Introduction and hypothesis: Pelvic organ prolapse (POP) is a multifactorial disorder that impairs the quality of life (QoL) of older women in particular. The purpose of this study was to elucidate the pathogenesis of POP by focusing on the extracellular matrix (ECM).
Methods: Patients were classified into two groups-with or without cervical elongation-using the POP quantification system. Specimens were obtained from 29 women with POP during hysterectomy. The expression of fibulin-5, elastin, integrin β1 (ITGβ1), lysyl oxidase-like protein-1 (LOXL1) and collagen in the vagina, uterosacral ligament, and uterine cervix was investigated by quantitative real-time polymerase chain reaction (RT-PCR) and correlation between gene levels and severity of POP examined. The location of proteins was analyzed using immunohistochemical staining and expression of fibulin-5 protein analyzed by Western blotting.
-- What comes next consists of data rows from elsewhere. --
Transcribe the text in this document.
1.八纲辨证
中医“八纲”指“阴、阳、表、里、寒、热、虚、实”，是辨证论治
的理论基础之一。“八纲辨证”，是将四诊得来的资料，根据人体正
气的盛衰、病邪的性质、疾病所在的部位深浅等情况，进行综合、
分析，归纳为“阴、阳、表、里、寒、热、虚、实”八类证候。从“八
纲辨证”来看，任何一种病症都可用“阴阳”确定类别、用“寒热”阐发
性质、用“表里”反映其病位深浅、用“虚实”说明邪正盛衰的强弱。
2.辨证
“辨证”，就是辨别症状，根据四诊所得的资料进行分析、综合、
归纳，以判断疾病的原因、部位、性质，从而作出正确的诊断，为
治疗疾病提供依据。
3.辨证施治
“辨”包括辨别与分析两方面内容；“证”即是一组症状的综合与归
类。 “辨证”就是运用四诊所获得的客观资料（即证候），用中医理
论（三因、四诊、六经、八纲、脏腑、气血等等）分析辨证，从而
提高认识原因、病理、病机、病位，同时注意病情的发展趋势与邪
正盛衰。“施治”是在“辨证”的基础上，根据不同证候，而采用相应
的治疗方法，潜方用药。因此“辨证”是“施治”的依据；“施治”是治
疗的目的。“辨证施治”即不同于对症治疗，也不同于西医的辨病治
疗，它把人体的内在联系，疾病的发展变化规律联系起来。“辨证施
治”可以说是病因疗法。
Results: Fibulin-5 and elastin were mainly expressed in lamina propria and fibromuscular layers of the vagina and uterosacral ligament. Gene levels of fibulin-5 and ITGβ1 in uterosacral ligaments increased with severity of POP in women with cervical elongation, while no correlation was observed in women with a normal cervix. In women with uterine cervical elongation, each ECM-related gene significantly increased with POP staging. Furthermore, fibulin-5 protein also increased in the uterosacral ligament and uterine cervix.
Conclusions: The severity of POP and gene expression of ECM-related proteins were inversely correlated in vaginal tissue in a normal and elongated cervix. These results suggested that the differing progression of the two types of POP have a relationship with ECM-related protein.
Keywords: Cervical elongation; Extracellular matrix; Fibulin-5; Integrin β1; Lysyl oxidase-like protein-1; Pelvic organ prolapse.